Elon Musk withdraws lawsuit against OpenAI and Sam Altman

Elon Musk on Tuesday dropped his lawsuit against OpenAI, the maker of the online chatbot ChatGPT, a day before a state judge in San Francisco was expected to consider whether it should be dismissed.

The lawsuit, filed in February, accused the artificial intelligence start-up and two of its founders, Sam Altman and Greg Brockman, of violating OpenAI's founding agreement by prioritizing commercial interests over the public good.

A multibillion-dollar partnership that OpenAI signed with Microsoft, Musk's lawsuit argued, represented an abandonment of the company's commitment to carefully develop artificial intelligence and make the technology available to the public.

Musk had argued that the founding contract stipulated that the organization should instead focus on building artificial general intelligence, or AGI, a machine capable of doing everything the brain does, for the benefit of humanity.

San Francisco-based OpenAI had filed for dismissal just days after Musk filed the lawsuit. He could still file the lawsuit in California or another state.

Mr Musk did not immediately respond to a request for comment and OpenAI declined to comment.

Mr. Musk helped found OpenAI in 2015 along with Mr. Altman, Mr. Brockman and several young artificial intelligence researchers. He saw the research lab as a response to the artificial intelligence work being done by Google at the time. Musk believed that Google and its co-founder, Larry Page, were not adequately concerned about the risks that artificial intelligence presented to humanity.

Musk split from OpenAI after a power struggle in 2018. The company then became a leader in AI technology, creating ChatGPT, a chatbot that can generate text and answer questions in human-like prose.

Musk founded his own artificial intelligence company called xAI last year, repeatedly arguing that OpenAI was not sufficiently focused on the dangers of the technology.
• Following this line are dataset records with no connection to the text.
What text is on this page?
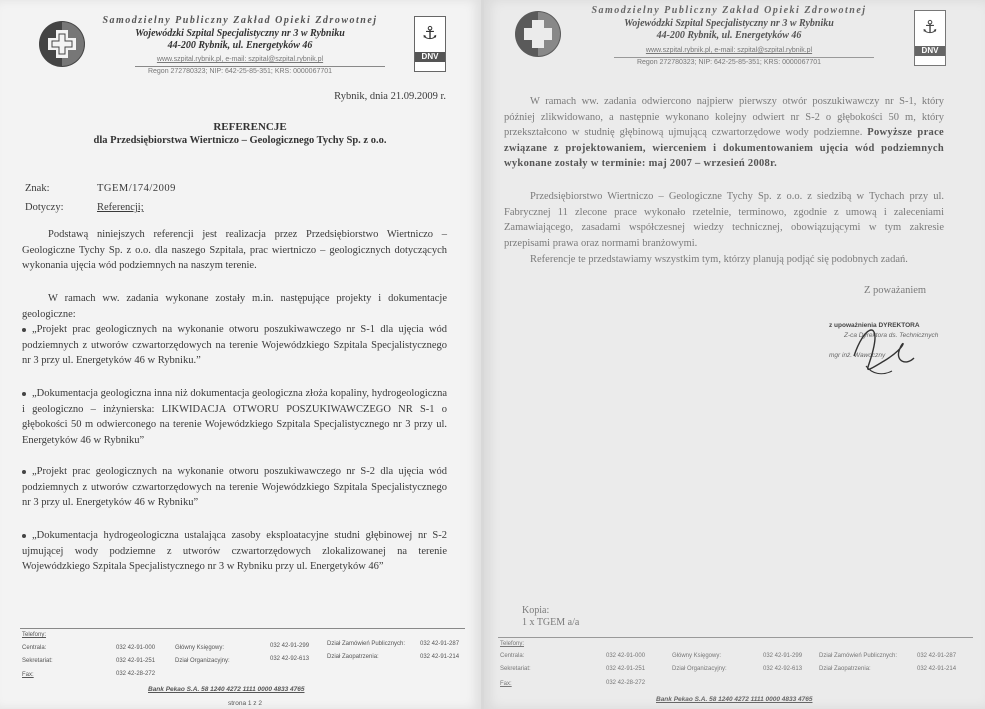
Samodzielny Publiczny Zakład Opieki Zdrowotnej
Wojewódzki Szpital Specjalistyczny nr 3 w Rybniku
44-200 Rybnik, ul. Energetyków 46
www.szpital.rybnik.pl, e-mail: szpital@szpital.rybnik.pl
Regon 272780323; NIP: 642-25-85-351; KRS: 0000067701
⚓
DNV
Rybnik, dnia 21.09.2009 r.
REFERENCJE
dla Przedsiębiorstwa Wiertniczo – Geologicznego Tychy Sp. z o.o.
Znak:	TGEM/174/2009
Dotyczy:	Referencji;
Podstawą niniejszych referencji jest realizacja przez Przedsiębiorstwo Wiertniczo – Geologiczne Tychy Sp. z o.o. dla naszego Szpitala, prac wiertniczo – geologicznych dotyczących wykonania ujęcia wód podziemnych na naszym terenie.
W ramach ww. zadania wykonane zostały m.in. następujące projekty i dokumentacje geologiczne:
„Projekt prac geologicznych na wykonanie otworu poszukiwawczego nr S-1 dla ujęcia wód podziemnych z utworów czwartorzędowych na terenie Wojewódzkiego Szpitala Specjalistycznego nr 3 przy ul. Energetyków 46 w Rybniku.”
„Dokumentacja geologiczna inna niż dokumentacja geologiczna złoża kopaliny, hydrogeologiczna i geologiczno – inżynierska: LIKWIDACJA OTWORU POSZUKIWAWCZEGO NR S-1 o głębokości 50 m odwierconego na terenie Wojewódzkiego Szpitala Specjalistycznego nr 3 przy ul. Energetyków 46 w Rybniku”
„Projekt prac geologicznych na wykonanie otworu poszukiwawczego nr S-2 dla ujęcia wód podziemnych z utworów czwartorzędowych na terenie Wojewódzkiego Szpitala Specjalistycznego nr 3 przy ul. Energetyków 46 w Rybniku”
„Dokumentacja hydrogeologiczna ustalająca zasoby eksploatacyjne studni głębinowej nr S-2 ujmującej wody podziemne z utworów czwartorzędowych zlokalizowanej na terenie Wojewódzkiego Szpitala Specjalistycznego nr 3 w Rybniku przy ul. Energetyków 46”
Telefony:
Centrala:	032 42-91-000	Główny Księgowy:	032 42-91-299	Dział Zamówień Publicznych: 032 42-91-287
Sekretariat:	032 42-91-251	Dział Organizacyjny:	032 42-92-613	Dział Zaopatrzenia:	032 42-91-214
Fax:	032 42-28-272
Bank Pekao S.A. 58 1240 4272 1111 0000 4833 4765
strona 1 z 2
Samodzielny Publiczny Zakład Opieki Zdrowotnej
Wojewódzki Szpital Specjalistyczny nr 3 w Rybniku
44-200 Rybnik, ul. Energetyków 46
www.szpital.rybnik.pl, e-mail: szpital@szpital.rybnik.pl
Regon 272780323; NIP: 642-25-85-351; KRS: 0000067701
⚓
DNV
W ramach ww. zadania odwiercono najpierw pierwszy otwór poszukiwawczy nr S-1, który później zlikwidowano, a następnie wykonano kolejny odwiert nr S-2 o głębokości 50 m, który przekształcono w studnię głębinową ujmującą czwartorzędowe wody podziemne. Powyższe prace związane z projektowaniem, wierceniem i dokumentowaniem ujęcia wód podziemnych wykonane zostały w terminie: maj 2007 – wrzesień 2008r.
Przedsiębiorstwo Wiertniczo – Geologiczne Tychy Sp. z o.o. z siedzibą w Tychach przy ul. Fabrycznej 11 zlecone prace wykonało rzetelnie, terminowo, zgodnie z umową i zaleceniami Zamawiającego, zasadami współczesnej wiedzy technicznej, obowiązującymi w tym zakresie przepisami prawa oraz normami branżowymi.
Referencje te przedstawiamy wszystkim tym, którzy planują podjąć się podobnych zadań.
Z poważaniem
z upoważnienia DYREKTORA
Z-ca Dyrektora ds. Technicznych
mgr inż. Wawoczny
Kopia:
1 x TGEM a/a
Telefony:
Centrala:	032 42-91-000	Główny Księgowy:	032 42-91-299	Dział Zamówień Publicznych:	032 42-91-287
Sekretariat:	032 42-91-251	Dział Organizacyjny:	032 42-92-613	Dział Zaopatrzenia:	032 42-91-214
Fax:	032 42-28-272
Bank Pekao S.A. 58 1240 4272 1111 0000 4833 4765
He filed the lawsuit weeks after OpenAI board members unexpectedly fired Mr. Altman, saying they could no longer be trusted with the company's mission to build artificial intelligence for the good of humanity. Mr. Altman was reinstated after five days of negotiations with the board of directors and soon consolidated his control over the company, claiming a seat on the board of directors.

Late last month, OpenAI announced that it had begun work on a new AI model that would succeed the GPT-4 technology that drives ChatGPT. The company said it expects the new model to bring “the next level of capability” as it strives to build AGI

The company also said it is creating a new safety and security committee to explore how to manage the risks posed by the new model and future technologies.